Un peu de philosophie ne fait de mal à personne... je vous propose l´étude d´une oeuvre peu connue de Platon :
Chapi chapo badabo
Chapo chapi badabi
Diribibi dabada dada
Pachapacho bidibo
Pachopacha bidiba
Birididi abada diba
Etude du premier paragraphe
Nous remarquons tout d´abord une allégorie en ´i´, en ´o´ et en ´a´ ce qui nous pousse naturellement à émettre les hypothèses suivantes :
1) Platon aimait bien les ´i´ et les ´o´
2) Platon aimait moins les autres lettres de l´alphabet
Si nous regardons plus en avant, nous constatons également que la deuxième phrase du premier paragraphe est identique à la première, au détail près que les ´o´ ont été permutés avec les ´a´.
Platon fait certainement allusion ici à la recherche intérieure d´une sorte de moi extérieur réfoulé dans les entrailles même d´une exteriorisation à la fois profondément enfouie et complètement apparente.
C´est le classique antagonisme bien/mal, ying/yang, bleu/blanc/rouge que Platon tente de nous faire percevoir au travers son allusion à peine déguisée aux terribles forces qui dirigent notre univers.

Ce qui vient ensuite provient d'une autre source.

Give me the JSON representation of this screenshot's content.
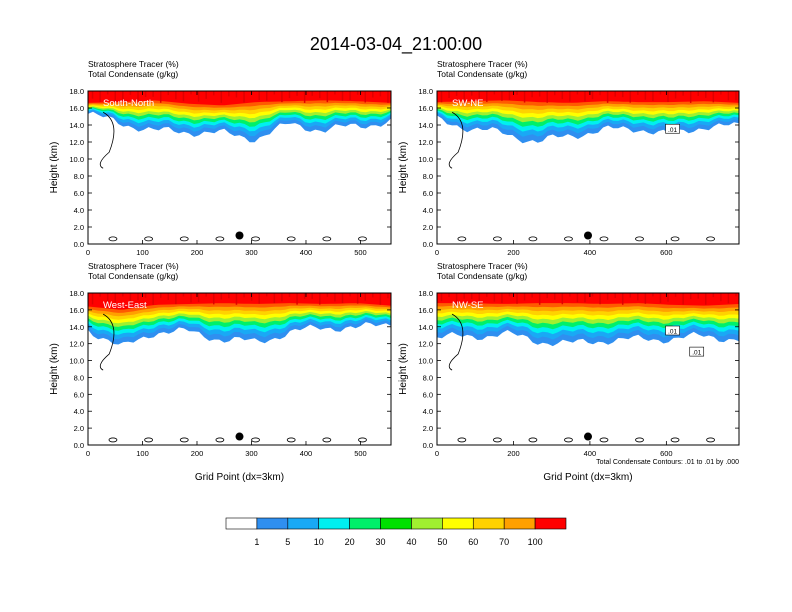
{
  "title": "2014-03-04_21:00:00",
  "colors": {
    "levels": [
      "#ffffff",
      "#2f8ff0",
      "#19a9f5",
      "#00f0f0",
      "#00f06a",
      "#00e000",
      "#a0f030",
      "#ffff00",
      "#ffd200",
      "#ffa000",
      "#ff5a00",
      "#ff0000"
    ],
    "contour": "#000000"
  },
  "colorbar": {
    "labels": [
      "1",
      "5",
      "10",
      "20",
      "30",
      "40",
      "50",
      "60",
      "70",
      "100"
    ]
  },
  "footnote": "Total Condensate Contours: .01 to .01 by .000",
  "chart_data": [
    {
      "type": "heatmap",
      "variable_labels": [
        "Stratosphere Tracer   (%)",
        "Total Condensate   (g/kg)"
      ],
      "panel_label": "South-North",
      "ylabel": "Height (km)",
      "xlabel": "",
      "xlim": [
        0,
        556
      ],
      "ylim": [
        0,
        18
      ],
      "x_ticks": [
        "0",
        "100",
        "200",
        "300",
        "400",
        "500"
      ],
      "y_ticks": [
        "0.0",
        "2.0",
        "4.0",
        "6.0",
        "8.0",
        "10.0",
        "12.0",
        "14.0",
        "16.0",
        "18.0"
      ],
      "tracer_100_base_km": [
        16.6,
        16.7,
        16.9,
        16.5,
        16.3,
        16.7,
        16.8,
        16.9,
        16.8,
        16.6
      ],
      "tracer_1_base_km": [
        15.3,
        14.2,
        13.3,
        13.2,
        13.0,
        12.4,
        14.1,
        13.4,
        13.9,
        14.4
      ],
      "dot": {
        "x": 278,
        "y": 1.0
      },
      "contour_labels": []
    },
    {
      "type": "heatmap",
      "variable_labels": [
        "Stratosphere Tracer   (%)",
        "Total Condensate   (g/kg)"
      ],
      "panel_label": "SW-NE",
      "ylabel": "Height (km)",
      "xlabel": "",
      "xlim": [
        0,
        790
      ],
      "ylim": [
        0,
        18
      ],
      "x_ticks": [
        "0",
        "200",
        "400",
        "600"
      ],
      "y_ticks": [
        "0.0",
        "2.0",
        "4.0",
        "6.0",
        "8.0",
        "10.0",
        "12.0",
        "14.0",
        "16.0",
        "18.0"
      ],
      "tracer_100_base_km": [
        16.7,
        16.8,
        16.9,
        16.7,
        16.6,
        16.8,
        16.7,
        16.7,
        16.8,
        16.6
      ],
      "tracer_1_base_km": [
        14.6,
        13.6,
        13.0,
        12.0,
        12.8,
        13.4,
        13.6,
        12.8,
        13.9,
        13.8
      ],
      "dot": {
        "x": 395,
        "y": 1.0
      },
      "contour_labels": [
        ".01"
      ]
    },
    {
      "type": "heatmap",
      "variable_labels": [
        "Stratosphere Tracer   (%)",
        "Total Condensate   (g/kg)"
      ],
      "panel_label": "West-East",
      "ylabel": "Height (km)",
      "xlabel": "Grid Point (dx=3km)",
      "xlim": [
        0,
        556
      ],
      "ylim": [
        0,
        18
      ],
      "x_ticks": [
        "0",
        "100",
        "200",
        "300",
        "400",
        "500"
      ],
      "y_ticks": [
        "0.0",
        "2.0",
        "4.0",
        "6.0",
        "8.0",
        "10.0",
        "12.0",
        "14.0",
        "16.0",
        "18.0"
      ],
      "tracer_100_base_km": [
        16.4,
        16.0,
        16.6,
        16.7,
        16.8,
        16.7,
        16.8,
        16.7,
        16.8,
        16.5
      ],
      "tracer_1_base_km": [
        13.7,
        11.5,
        13.4,
        13.4,
        12.5,
        12.2,
        13.3,
        14.0,
        13.8,
        14.5
      ],
      "dot": {
        "x": 278,
        "y": 1.0
      },
      "contour_labels": []
    },
    {
      "type": "heatmap",
      "variable_labels": [
        "Stratosphere Tracer   (%)",
        "Total Condensate   (g/kg)"
      ],
      "panel_label": "NW-SE",
      "ylabel": "Height (km)",
      "xlabel": "Grid Point (dx=3km)",
      "xlim": [
        0,
        790
      ],
      "ylim": [
        0,
        18
      ],
      "x_ticks": [
        "0",
        "200",
        "400",
        "600"
      ],
      "y_ticks": [
        "0.0",
        "2.0",
        "4.0",
        "6.0",
        "8.0",
        "10.0",
        "12.0",
        "14.0",
        "16.0",
        "18.0"
      ],
      "tracer_100_base_km": [
        16.8,
        16.8,
        16.7,
        16.8,
        16.8,
        16.7,
        16.8,
        16.6,
        16.5,
        16.7
      ],
      "tracer_1_base_km": [
        12.8,
        12.8,
        13.2,
        12.3,
        12.0,
        12.4,
        12.5,
        12.6,
        12.9,
        12.5
      ],
      "dot": {
        "x": 395,
        "y": 1.0
      },
      "contour_labels": [
        ".01",
        ".01"
      ]
    }
  ]
}
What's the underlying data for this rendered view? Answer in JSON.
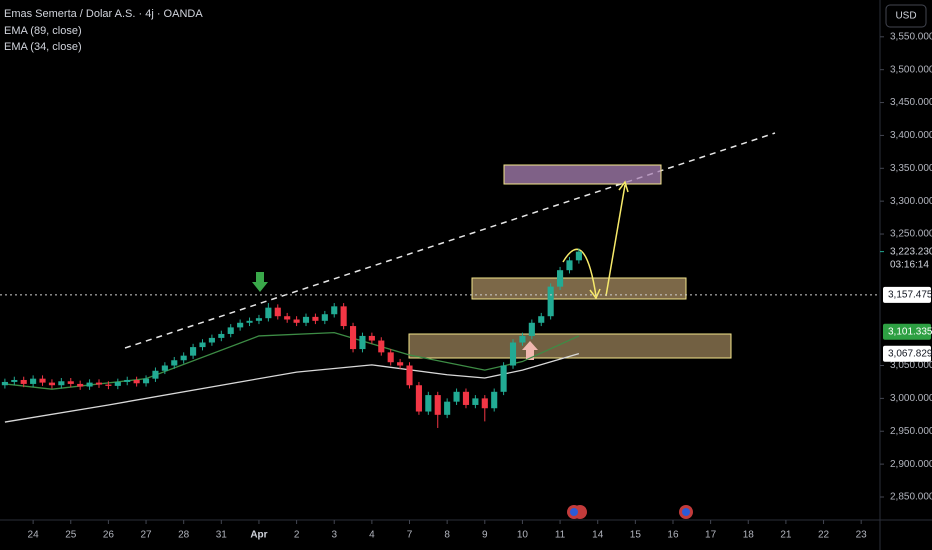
{
  "toolbar": {
    "currency": "USD"
  },
  "chart_data": {
    "type": "candlestick",
    "title": "Emas Semerta / Dolar A.S. · 4j · OANDA",
    "x": [
      -0.75,
      -0.5,
      -0.25,
      0,
      0.25,
      0.5,
      0.75,
      1,
      1.25,
      1.5,
      1.75,
      2,
      2.25,
      2.5,
      2.75,
      3,
      3.25,
      3.5,
      3.75,
      4,
      4.25,
      4.5,
      4.75,
      5,
      5.25,
      5.5,
      5.75,
      6,
      6.25,
      6.5,
      6.75,
      7,
      7.25,
      7.5,
      7.75,
      8,
      8.25,
      8.5,
      8.75,
      9,
      9.25,
      9.5,
      9.75,
      10,
      10.25,
      10.5,
      10.75,
      11,
      11.25,
      11.5,
      11.75,
      12,
      12.25,
      12.5,
      12.75,
      13,
      13.25,
      13.5,
      13.75,
      14,
      14.25,
      14.5
    ],
    "open": [
      3020,
      3025,
      3028,
      3022,
      3030,
      3024,
      3020,
      3026,
      3022,
      3018,
      3024,
      3021,
      3019,
      3025,
      3028,
      3023,
      3030,
      3042,
      3050,
      3058,
      3065,
      3078,
      3085,
      3092,
      3098,
      3108,
      3115,
      3118,
      3122,
      3138,
      3125,
      3120,
      3115,
      3124,
      3118,
      3128,
      3140,
      3110,
      3075,
      3095,
      3088,
      3070,
      3055,
      3050,
      3020,
      2980,
      3005,
      2975,
      2995,
      3010,
      2990,
      3000,
      2985,
      3010,
      3050,
      3085,
      3095,
      3115,
      3125,
      3170,
      3195,
      3210
    ],
    "high": [
      3030,
      3033,
      3033,
      3035,
      3035,
      3029,
      3031,
      3031,
      3027,
      3029,
      3029,
      3026,
      3030,
      3033,
      3033,
      3035,
      3047,
      3055,
      3063,
      3070,
      3083,
      3090,
      3097,
      3103,
      3113,
      3120,
      3123,
      3127,
      3145,
      3143,
      3130,
      3125,
      3129,
      3129,
      3133,
      3145,
      3145,
      3115,
      3100,
      3100,
      3093,
      3075,
      3060,
      3055,
      3025,
      3010,
      3010,
      3000,
      3015,
      3015,
      3005,
      3005,
      3015,
      3055,
      3090,
      3100,
      3120,
      3130,
      3175,
      3200,
      3215,
      3228
    ],
    "low": [
      3015,
      3020,
      3017,
      3017,
      3019,
      3015,
      3015,
      3017,
      3013,
      3013,
      3016,
      3014,
      3014,
      3020,
      3018,
      3018,
      3025,
      3037,
      3045,
      3053,
      3060,
      3073,
      3080,
      3087,
      3093,
      3103,
      3110,
      3113,
      3117,
      3120,
      3115,
      3110,
      3110,
      3113,
      3113,
      3123,
      3105,
      3070,
      3070,
      3083,
      3065,
      3050,
      3045,
      3015,
      2975,
      2975,
      2955,
      2970,
      2990,
      2985,
      2985,
      2965,
      2980,
      3005,
      3045,
      3080,
      3090,
      3110,
      3120,
      3165,
      3190,
      3205
    ],
    "close": [
      3025,
      3028,
      3022,
      3030,
      3024,
      3020,
      3026,
      3022,
      3018,
      3024,
      3021,
      3019,
      3025,
      3028,
      3023,
      3030,
      3042,
      3050,
      3058,
      3065,
      3078,
      3085,
      3092,
      3098,
      3108,
      3115,
      3118,
      3122,
      3138,
      3125,
      3120,
      3115,
      3124,
      3118,
      3128,
      3140,
      3110,
      3075,
      3095,
      3088,
      3070,
      3055,
      3050,
      3020,
      2980,
      3005,
      2975,
      2995,
      3010,
      2990,
      3000,
      2985,
      3010,
      3050,
      3085,
      3095,
      3115,
      3125,
      3170,
      3195,
      3210,
      3223.23
    ],
    "up_color": "#22ab94",
    "down_color": "#f23645",
    "series": [
      {
        "name": "EMA (89, close)",
        "color": "#d9d9d9",
        "x": [
          -0.75,
          2,
          5,
          7,
          9,
          11,
          12,
          13,
          14.5
        ],
        "values": [
          2964,
          2990,
          3020,
          3040,
          3051,
          3036,
          3031,
          3043,
          3068
        ]
      },
      {
        "name": "EMA (34, close)",
        "color": "#3d8c45",
        "x": [
          -0.75,
          0.5,
          3,
          6,
          8,
          10,
          12,
          13,
          14.5
        ],
        "values": [
          3022,
          3014,
          3030,
          3095,
          3100,
          3066,
          3043,
          3056,
          3095
        ]
      }
    ],
    "xlim": [
      -0.88,
      22.5
    ],
    "xticks": [
      {
        "value": 0,
        "label": "24"
      },
      {
        "value": 1,
        "label": "25"
      },
      {
        "value": 2,
        "label": "26"
      },
      {
        "value": 3,
        "label": "27"
      },
      {
        "value": 4,
        "label": "28"
      },
      {
        "value": 5,
        "label": "31"
      },
      {
        "value": 6,
        "label": "Apr"
      },
      {
        "value": 7,
        "label": "2"
      },
      {
        "value": 8,
        "label": "3"
      },
      {
        "value": 9,
        "label": "4"
      },
      {
        "value": 10,
        "label": "7"
      },
      {
        "value": 11,
        "label": "8"
      },
      {
        "value": 12,
        "label": "9"
      },
      {
        "value": 13,
        "label": "10"
      },
      {
        "value": 14,
        "label": "11"
      },
      {
        "value": 15,
        "label": "14"
      },
      {
        "value": 16,
        "label": "15"
      },
      {
        "value": 17,
        "label": "16"
      },
      {
        "value": 18,
        "label": "17"
      },
      {
        "value": 19,
        "label": "18"
      },
      {
        "value": 20,
        "label": "21"
      },
      {
        "value": 21,
        "label": "22"
      },
      {
        "value": 22,
        "label": "23"
      }
    ],
    "ylim": [
      2815,
      3606
    ],
    "yticks": [
      {
        "value": 3550,
        "label": "3,550.000"
      },
      {
        "value": 3500,
        "label": "3,500.000"
      },
      {
        "value": 3450,
        "label": "3,450.000"
      },
      {
        "value": 3400,
        "label": "3,400.000"
      },
      {
        "value": 3350,
        "label": "3,350.000"
      },
      {
        "value": 3300,
        "label": "3,300.000"
      },
      {
        "value": 3250,
        "label": "3,250.000"
      },
      {
        "value": 3050,
        "label": "3,050.000"
      },
      {
        "value": 3000,
        "label": "3,000.000"
      },
      {
        "value": 2950,
        "label": "2,950.000"
      },
      {
        "value": 2900,
        "label": "2,900.000"
      },
      {
        "value": 2850,
        "label": "2,850.000"
      }
    ],
    "grid": false,
    "last_price": {
      "value": 3223.23,
      "label": "3,223.230",
      "countdown": "03:16:14"
    },
    "price_labels": [
      {
        "value": 3157.475,
        "label": "3,157.475",
        "color": "#ffffff"
      },
      {
        "value": 3101.335,
        "label": "3,101.335",
        "color": "#2ea043"
      },
      {
        "value": 3067.829,
        "label": "3,067.829",
        "color": "#ffffff"
      }
    ]
  }
}
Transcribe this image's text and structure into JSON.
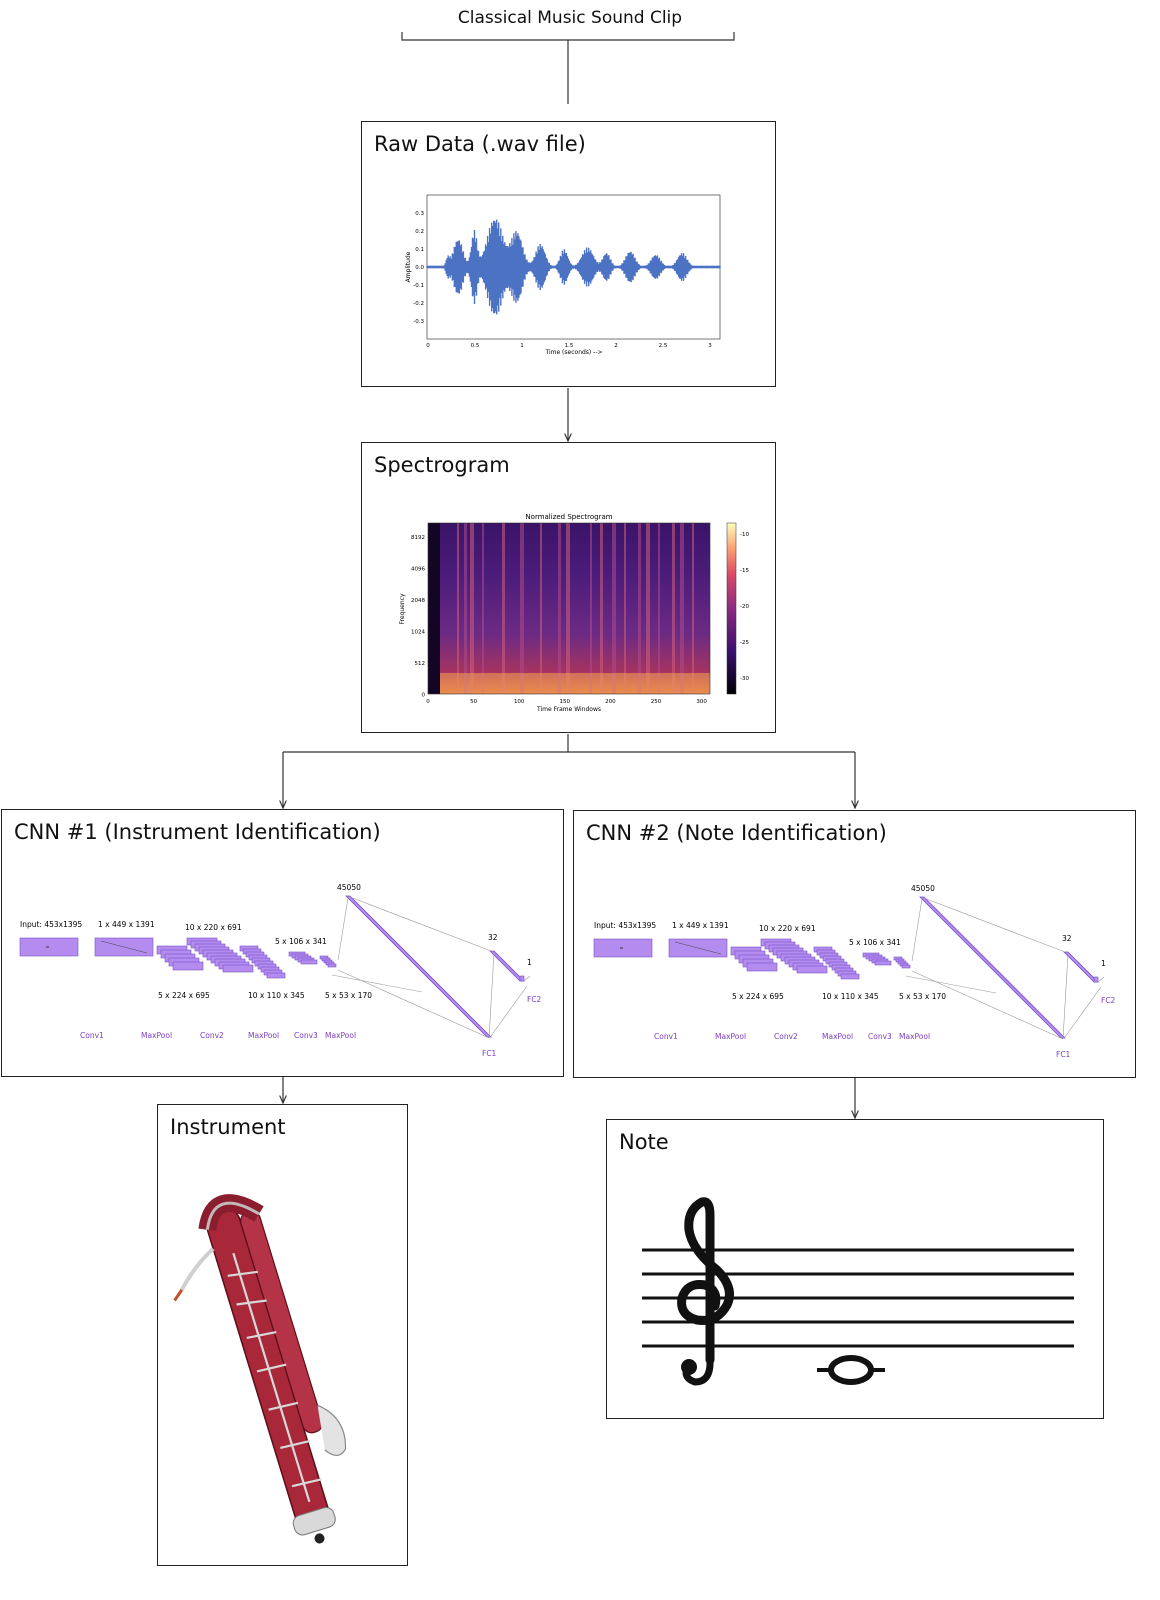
{
  "source": {
    "label": "Classical Music Sound Clip"
  },
  "raw": {
    "title": "Raw Data (.wav file)",
    "ylabel": "Amplitude",
    "xlabel": "Time (seconds) -->",
    "yticks": [
      "0.3",
      "0.2",
      "0.1",
      "0.0",
      "-0.1",
      "-0.2",
      "-0.3"
    ],
    "xticks": [
      "0",
      "0.5",
      "1",
      "1.5",
      "2",
      "2.5",
      "3"
    ],
    "color": "#4c72c4"
  },
  "spectrogram": {
    "title": "Spectrogram",
    "plot_title": "Normalized Spectrogram",
    "ylabel": "Frequency",
    "xlabel": "Time Frame Windows",
    "yticks": [
      "8192",
      "4096",
      "2048",
      "1024",
      "512",
      "0"
    ],
    "xticks": [
      "0",
      "50",
      "100",
      "150",
      "200",
      "250",
      "300"
    ],
    "cbar_ticks": [
      "-10",
      "-15",
      "-20",
      "-25",
      "-30"
    ]
  },
  "cnn1": {
    "title": "CNN #1 (Instrument Identification)",
    "input": "Input: 453x1395",
    "l1": "1 x 449 x 1391",
    "l2": "10 x 220 x 691",
    "l3": "5 x 106 x 341",
    "l4": "5 x 224 x 695",
    "l5": "10 x 110 x 345",
    "l6": "5 x 53 x 170",
    "fc1_size": "45050",
    "fc2_size": "32",
    "out_size": "1",
    "ops": [
      "Conv1",
      "MaxPool",
      "Conv2",
      "MaxPool",
      "Conv3",
      "MaxPool"
    ],
    "fc1": "FC1",
    "fc2": "FC2"
  },
  "cnn2": {
    "title": "CNN #2 (Note Identification)",
    "input": "Input: 453x1395",
    "l1": "1 x 449 x 1391",
    "l2": "10 x 220 x 691",
    "l3": "5 x 106 x 341",
    "l4": "5 x 224 x 695",
    "l5": "10 x 110 x 345",
    "l6": "5 x 53 x 170",
    "fc1_size": "45050",
    "fc2_size": "32",
    "out_size": "1",
    "ops": [
      "Conv1",
      "MaxPool",
      "Conv2",
      "MaxPool",
      "Conv3",
      "MaxPool"
    ],
    "fc1": "FC1",
    "fc2": "FC2"
  },
  "instrument": {
    "title": "Instrument"
  },
  "note": {
    "title": "Note"
  },
  "colors": {
    "layer": "#b48cf0",
    "layer_stroke": "#7a52c7",
    "label_purple": "#7b3fc4"
  }
}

Etude du second paragraphe
Toute la puissance de l´analyse de Platon apparaît ici dans ces 3 phrases apparemment anodines, plus connues sous le nom de " tryptique hyponchondriaque de Platon".
Ce que Platon tente de nous expliquer, c´est que t´auras beau te faire chier à écrire des pavés sur l´étude de la reproduction des diplodocus en milieu aquatique, y´aurais toujours un con pour te dire qu´il préfère regarder le Bigdil.